Linda: Bei mehr als 300 zugelassenen Arten ein Marktanteil von 1,4 Prozent

Du fragst: warum?

Wegen des Brexit, Du Nachtschattengewächs. Schon klar, Du bist zäh. Seit 1974, Deinem Geburtsjahr, hast Du Dich ja nicht nur mit all dem siegreich rumgeschlagen, was Dich auf dem Acker so erwartet. Trockenperioden. Regenperioden. Vom Kartoffelkäfer ganz abgesehen, diesem schwarz-gelb gestreiften Parasiten – der kann innerhalb kürzester Zeit ganze Felder von Dir kahl fressen. Doch Du hast noch schlimmere Sachen bravourös gemeistert. Das Bundessortenamt etwa. Das Saatgutverkehrsgesetz. Dazu Vollstreckungsbescheide, Beschlagnahmen und Oberschiedsgerichte.

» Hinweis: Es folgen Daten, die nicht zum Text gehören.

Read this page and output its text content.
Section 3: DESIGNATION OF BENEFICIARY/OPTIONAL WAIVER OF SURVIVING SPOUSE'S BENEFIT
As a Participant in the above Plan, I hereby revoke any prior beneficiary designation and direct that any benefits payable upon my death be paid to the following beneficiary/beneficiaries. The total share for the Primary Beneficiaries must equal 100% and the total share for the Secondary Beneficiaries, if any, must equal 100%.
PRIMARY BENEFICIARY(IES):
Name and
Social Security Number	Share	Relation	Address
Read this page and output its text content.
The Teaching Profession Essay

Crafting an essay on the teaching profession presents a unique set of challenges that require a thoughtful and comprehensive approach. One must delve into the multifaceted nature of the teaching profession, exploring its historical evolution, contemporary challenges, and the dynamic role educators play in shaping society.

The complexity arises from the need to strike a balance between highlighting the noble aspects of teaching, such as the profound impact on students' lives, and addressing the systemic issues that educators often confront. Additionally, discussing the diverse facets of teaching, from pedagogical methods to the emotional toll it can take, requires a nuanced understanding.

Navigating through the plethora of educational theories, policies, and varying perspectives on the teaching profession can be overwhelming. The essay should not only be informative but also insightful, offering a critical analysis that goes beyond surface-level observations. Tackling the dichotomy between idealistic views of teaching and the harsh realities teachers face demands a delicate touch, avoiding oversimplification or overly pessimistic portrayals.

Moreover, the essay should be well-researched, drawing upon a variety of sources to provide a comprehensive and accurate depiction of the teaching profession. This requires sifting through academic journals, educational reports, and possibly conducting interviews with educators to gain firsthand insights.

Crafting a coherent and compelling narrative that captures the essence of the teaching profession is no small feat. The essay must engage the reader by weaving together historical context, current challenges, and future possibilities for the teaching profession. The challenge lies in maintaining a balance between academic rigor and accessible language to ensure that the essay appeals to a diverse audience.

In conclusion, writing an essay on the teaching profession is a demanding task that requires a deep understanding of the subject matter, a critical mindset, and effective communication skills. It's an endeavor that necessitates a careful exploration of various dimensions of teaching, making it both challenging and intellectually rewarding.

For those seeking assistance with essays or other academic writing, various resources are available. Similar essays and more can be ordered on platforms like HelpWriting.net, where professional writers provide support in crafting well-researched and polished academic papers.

Ich weiß, Du denkst ungern daran zurück…

an diese schlimme Stunde, Du ungleich Runde, aber es war Dein größter Erfolg. Da wollte Dich ein Pflanzkartoffelfabrikant – Motto: „Europlant züchtet Erfolg“ – Ende 2004 vom Markt nehmen, weil dessen Rechte nach 30 Jahren ausliefen. Obwohl Du bei mehr als 300 zugelassenen Arten einen Marktanteil von 1,4 Prozent er reicht hattest, Verbraucherliebling warst. Aber, pah: Bio-Bauern, Slow-Food-Bewegung und „Tagesthemen“- Moderator Ulrich Wickert kämpften für Dich. Für Dein saftig gelbes Inneres mit dem cremigen Aroma, leicht buttrig, leicht süß, intensiv und doch fein. Für Deine vielfältigen Einsatzmöglichkeiten: in der Suppe, mit Petersilie, als luftiger Stampf oder deftige Bratkartoffel.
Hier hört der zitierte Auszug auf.